I am standing behind a partition rope, waiting for the theatre to open. An excited hum rises off the crowd, and there is jostling when the stewards throw open the doors. As a theatre critic, I have stood in countless such queues. I should not feel the fear that I do, but there is one vital difference here: audience members are wearing nothing more than bath robes and flip-flops.
And then they’re not even wearing those. All clothes are discarded as they race to claim a seat on the tiered wooden benches inside the auditorium and lay down towels to mark their spot. In a matter of minutes, there is a neatly arranged room of almost 200 naked people sitting in a heated amphitheatre, waiting for the show to begin. I am as disrobed as the rest of them.
This is not an anxiety dream. It is aufguss in action: a theatrical experience inside a huge sauna where gym-fit performers throw essential oils on to a central stove and wave towels in choreographed ways. They combine this ritual with a 15-minute drama involving costume changes, music and movement. The audience zips out between acts to dunk themselves in freezing cold water before running back in for the next show.
It is the final day of the week-long world aufguss championships at Thermen Berendonck, a stunning sauna complex in Wijchen, near Nijmegen, where nearly 100 contenders and 11 European countries compete for medals. Surveying the room, I see friends chatting, couples clasping hands. Some banter and clap. No one avoids eye contact or stares at their feet. This could be any spirited theatre crowd, were it not for the nudity.
There are several languages being spoken. Many are wearing woollen hats, which I am later told serve to keep body temperature levelled. The hats look comical in the sea of bare flesh, but I am too dry-mouthed to laugh. Two men in Viking caps make space for me on the crowded lower benches. I break out into a sweat the minute I am squeezed in between them, not only because it’s so snug but also because the heating is cranked up to 85 degrees and the stewards are about to seal the doors.
The acts vary from adaptations of The Picture of Dorian Gray and The Life of Pi to original scripts that include a Danish production about polluting the oceans and a show about the suffragette Emily Davison, whose protest at the Derby in 1913 led to her death.

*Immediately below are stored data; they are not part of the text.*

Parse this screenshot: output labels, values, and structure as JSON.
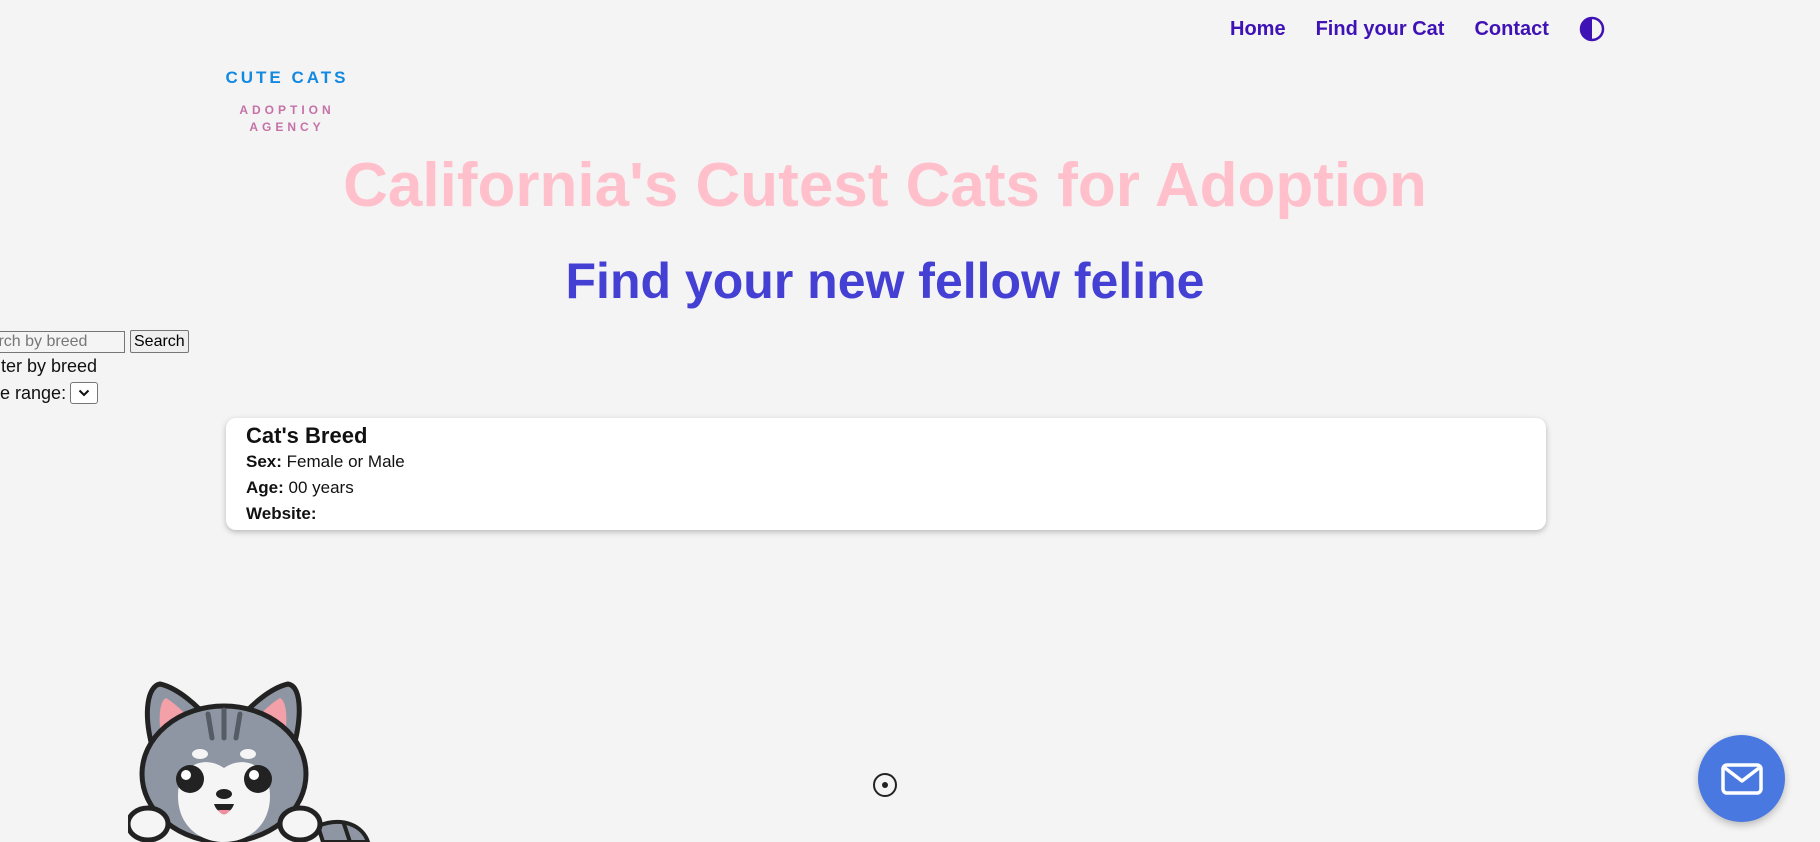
{
  "nav": {
    "items": [
      {
        "label": "Home"
      },
      {
        "label": "Find your Cat"
      },
      {
        "label": "Contact"
      }
    ],
    "theme_toggle_icon": "contrast-icon",
    "link_color": "#3f12b6"
  },
  "logo": {
    "title": "CUTE CATS",
    "subtitle": "ADOPTION AGENCY",
    "title_color": "#1389e0",
    "subtitle_color": "#c472a7"
  },
  "hero": {
    "title": "California's Cutest Cats for Adoption",
    "subtitle": "Find your new fellow feline",
    "title_color": "#ffc0cb",
    "subtitle_color": "#4440d4"
  },
  "search": {
    "placeholder": "Search by breed",
    "button_label": "Search",
    "filter_label": "Filter by breed",
    "range_label": "Age range:",
    "range_value": ""
  },
  "card": {
    "title": "Cat's Breed",
    "sex_label": "Sex:",
    "sex_value": "Female or Male",
    "age_label": "Age:",
    "age_value": "00 years",
    "website_label": "Website:",
    "website_value": ""
  },
  "contact_button": {
    "icon": "mail-icon",
    "color": "#4a78e1"
  },
  "mascot": {
    "icon": "cat-mascot-illustration"
  }
}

The auditorium is a state-of-the-art, tile-panelled sauna with surround sound and a large screen as a backdrop. The acts are heavy on showmanship and special effects including smoke and floor lighting, and the actors speak English. The first few acts seem to be channelling Las Vegas pizzazz crossed with Eurovision song contest camp, but slowly I put my cynicism aside.
Britain is not a competing country here and while aufguss might inspire snickering among some buttoned-up Brits, it is part of a booming European industry that intersects wellness with the arts. According to Martijn Vanhoorelbeke, a juror at the aufguss and three-times former Belgian champion, the benefits include not just the detoxifying effects of a sauna but emotional catharsis, too. He regards it as a “total experience” of the senses: “Aufguss does what other kinds of theatre cannot do with the smells [of the oils], the sounds and sights, the feeling of the heat as well as the emotional drama of the story and the effect of all of those things combined.”
We are more vulnerable when we are more exposed, he adds, and so the experience not just bring out physical toxins but “emotions rise up, too.”
He might be right. I am instantly drawn into an adaptation of Billy Elliot. It is by Ondrej Sochurek, a dancer and circus performer from the Czech Republic who begins with a high-octane routine to Duran Duran’s Wild Boys in an imaginary boxing ring before switching to Swan Lake, in which his towels turn into beating swan’s wings. Astonishingly, it works, and by the end it is not just Sochurek’s rosemary and bergamot infusions that are misting up my eyes. I am not the only one moved: he gets a standing ovation, which is a bold move from an entirely naked audience.
He is followed by Poland’s Marcin Ciesielski, whose upbeat show, The Shoemaker, combines comic skits with tap dance and ballroom. Suffragettes, by Italy’s Charoulla Demetriou and Salvadori Morgana, is dark yet exhilarating, with its rousing message of gender equality and stark image of Davison’s death projected on to the screen.
The nudity takes on a different dimension in the context of this drama. There is no hint of giggling. The suspension of disbelief changes the tone of the room. Michael Niedermaier, an Italian champion who is a sauna master at Preidlhof Spa Hotel in South Tirol, thinks that aufguss heightens emotions and could help people overcome embarrassment around nudity. Sabrina Telfser, also at Preidlhof, agrees: “If people are introduced slowly and correctly to the experience, the shyness can be overcome.”
Vanhoorelbeke has recently been helping Britons do just that by running aufguss training sessions in Brighton, which may not instantly dismantle entrenched views around nudity, but may chip away at the English reserve. I had feared that the sight of such nudity en masse would conjure scenes reminiscent of Carry On comedy in my mind. How wrong I had been, and what giddy liberation I felt as I floated off for my cold shower.